Online Algorithms for Recovery of Low-Rank Parameter Matrix in Non-stationary Stochastic Systems

TL;DR

This paper introduces an online two-stage algorithm for recovering low-rank matrices in non-stationary stochastic systems, combining RLS estimation with nuclear norm regularization to achieve accurate, adaptive, and provably consistent results.

Contribution

The paper proposes a novel online algorithm that combines RLS and weighted nuclear norm regularization for low-rank matrix recovery in non-stationary systems, with proven oracle properties.

Findings

The algorithm can identify the true rank with finite data.

It provides consistent estimates as data increases.

Asymptotic normality of estimates is established.

Abstract

This paper presents a two-stage online algorithm for recovery of low-rank parameter matrix in non-stationary stochastic systems.
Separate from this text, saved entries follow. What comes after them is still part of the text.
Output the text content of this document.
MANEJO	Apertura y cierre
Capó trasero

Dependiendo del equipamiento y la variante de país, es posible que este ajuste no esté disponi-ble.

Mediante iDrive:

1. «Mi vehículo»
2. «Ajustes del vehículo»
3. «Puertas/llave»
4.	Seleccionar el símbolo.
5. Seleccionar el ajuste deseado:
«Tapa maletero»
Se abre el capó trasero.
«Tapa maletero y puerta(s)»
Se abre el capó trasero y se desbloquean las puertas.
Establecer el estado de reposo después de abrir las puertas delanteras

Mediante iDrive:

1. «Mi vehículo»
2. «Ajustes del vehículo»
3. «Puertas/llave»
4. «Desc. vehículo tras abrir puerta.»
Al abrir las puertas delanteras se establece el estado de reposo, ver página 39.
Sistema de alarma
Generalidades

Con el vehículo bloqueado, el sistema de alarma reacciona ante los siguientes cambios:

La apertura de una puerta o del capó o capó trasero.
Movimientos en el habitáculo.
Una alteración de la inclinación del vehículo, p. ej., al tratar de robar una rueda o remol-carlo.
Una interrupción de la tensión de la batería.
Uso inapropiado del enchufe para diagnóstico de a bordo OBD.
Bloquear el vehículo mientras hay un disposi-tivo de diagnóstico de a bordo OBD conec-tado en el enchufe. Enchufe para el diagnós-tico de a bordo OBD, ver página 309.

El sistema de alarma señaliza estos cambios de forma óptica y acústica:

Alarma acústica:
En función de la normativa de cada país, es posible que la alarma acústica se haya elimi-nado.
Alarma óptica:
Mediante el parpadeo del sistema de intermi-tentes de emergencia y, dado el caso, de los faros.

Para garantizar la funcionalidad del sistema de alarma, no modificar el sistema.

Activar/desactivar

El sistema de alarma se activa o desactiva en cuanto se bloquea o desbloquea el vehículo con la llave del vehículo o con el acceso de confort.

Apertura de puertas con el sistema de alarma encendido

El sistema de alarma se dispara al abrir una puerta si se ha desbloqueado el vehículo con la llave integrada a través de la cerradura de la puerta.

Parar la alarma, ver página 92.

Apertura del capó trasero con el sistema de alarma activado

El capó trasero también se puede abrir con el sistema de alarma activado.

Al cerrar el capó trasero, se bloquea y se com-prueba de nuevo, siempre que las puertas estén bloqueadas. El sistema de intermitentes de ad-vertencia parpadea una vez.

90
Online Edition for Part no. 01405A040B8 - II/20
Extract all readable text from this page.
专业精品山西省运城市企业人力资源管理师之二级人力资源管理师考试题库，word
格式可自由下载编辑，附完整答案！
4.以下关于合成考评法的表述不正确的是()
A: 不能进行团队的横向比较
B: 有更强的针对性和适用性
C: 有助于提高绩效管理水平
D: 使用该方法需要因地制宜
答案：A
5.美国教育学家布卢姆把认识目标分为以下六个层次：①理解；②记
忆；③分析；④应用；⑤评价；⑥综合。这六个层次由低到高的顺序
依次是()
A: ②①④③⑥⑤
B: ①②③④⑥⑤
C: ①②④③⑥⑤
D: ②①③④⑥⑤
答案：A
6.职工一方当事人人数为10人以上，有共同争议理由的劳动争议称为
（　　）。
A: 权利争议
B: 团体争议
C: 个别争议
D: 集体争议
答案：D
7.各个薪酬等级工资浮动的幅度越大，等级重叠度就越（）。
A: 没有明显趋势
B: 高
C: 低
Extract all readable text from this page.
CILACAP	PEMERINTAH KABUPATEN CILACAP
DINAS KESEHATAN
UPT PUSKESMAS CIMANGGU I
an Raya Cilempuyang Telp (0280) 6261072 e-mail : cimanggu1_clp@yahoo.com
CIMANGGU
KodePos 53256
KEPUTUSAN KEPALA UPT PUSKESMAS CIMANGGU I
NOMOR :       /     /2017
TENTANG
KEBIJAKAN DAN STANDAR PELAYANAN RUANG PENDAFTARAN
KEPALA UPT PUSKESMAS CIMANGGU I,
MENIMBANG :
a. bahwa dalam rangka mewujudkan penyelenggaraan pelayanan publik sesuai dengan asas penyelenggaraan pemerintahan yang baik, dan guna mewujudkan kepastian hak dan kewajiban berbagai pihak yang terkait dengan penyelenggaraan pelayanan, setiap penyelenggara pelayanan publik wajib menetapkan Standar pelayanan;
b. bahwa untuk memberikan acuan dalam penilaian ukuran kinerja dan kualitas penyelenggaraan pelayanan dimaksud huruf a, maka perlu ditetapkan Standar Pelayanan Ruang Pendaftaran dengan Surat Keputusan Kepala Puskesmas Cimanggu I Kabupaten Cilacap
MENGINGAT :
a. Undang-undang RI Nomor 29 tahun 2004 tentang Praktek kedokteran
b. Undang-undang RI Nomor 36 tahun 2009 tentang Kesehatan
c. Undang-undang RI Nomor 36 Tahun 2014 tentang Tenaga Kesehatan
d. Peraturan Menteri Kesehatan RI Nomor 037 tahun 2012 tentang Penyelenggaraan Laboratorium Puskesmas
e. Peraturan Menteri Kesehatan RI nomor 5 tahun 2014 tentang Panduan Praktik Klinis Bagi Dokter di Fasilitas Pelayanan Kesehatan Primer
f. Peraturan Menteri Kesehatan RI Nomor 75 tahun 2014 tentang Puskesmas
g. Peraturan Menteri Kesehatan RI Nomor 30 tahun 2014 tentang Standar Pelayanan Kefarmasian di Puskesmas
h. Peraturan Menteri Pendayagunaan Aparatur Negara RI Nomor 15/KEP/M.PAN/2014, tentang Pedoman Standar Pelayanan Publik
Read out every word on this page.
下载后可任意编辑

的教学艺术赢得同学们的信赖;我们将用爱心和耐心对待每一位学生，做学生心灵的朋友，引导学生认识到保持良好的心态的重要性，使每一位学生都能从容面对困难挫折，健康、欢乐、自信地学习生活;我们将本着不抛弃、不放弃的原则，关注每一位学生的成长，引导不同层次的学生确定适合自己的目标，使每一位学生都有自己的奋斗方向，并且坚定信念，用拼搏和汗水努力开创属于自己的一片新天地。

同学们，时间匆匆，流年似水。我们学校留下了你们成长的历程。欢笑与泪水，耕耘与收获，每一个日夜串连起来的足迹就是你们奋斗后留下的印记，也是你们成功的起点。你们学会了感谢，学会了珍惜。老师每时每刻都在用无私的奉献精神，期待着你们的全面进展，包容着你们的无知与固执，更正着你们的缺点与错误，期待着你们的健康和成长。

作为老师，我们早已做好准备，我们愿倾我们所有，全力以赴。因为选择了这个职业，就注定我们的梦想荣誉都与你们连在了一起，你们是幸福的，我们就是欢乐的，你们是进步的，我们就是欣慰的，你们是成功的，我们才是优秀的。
The first stage applies the recursive least squares (RLS) estimator combined with its singular value decomposition to estimate the unknown parameter matrix within the system, leveraging RLS for adaptability and SVD to reveal low-rank structure. The second stage introduces a weighted nuclear norm regularization criterion function, where adaptive weights derived from the first-stage enhance low-rank constraints. The regularization criterion admits an explicit and online computable solution, enabling efficient online updates when new data arrive without reprocessing historical data. Under the non-stationary and the non-persistent excitation conditions on the systems, the algorithm provably achieves: (i) the true rank of the unknown parameter matrix can be identified with a finite number of observations, (ii) the values of the matrix components can be consistently estimated as the number of observations increases, and (iii) the asymptotical normality of the algorithm is established as well. Such properties are termed oracle properties in the literature. Numerical simulations validate performance of the algorithm in estimation accuracy.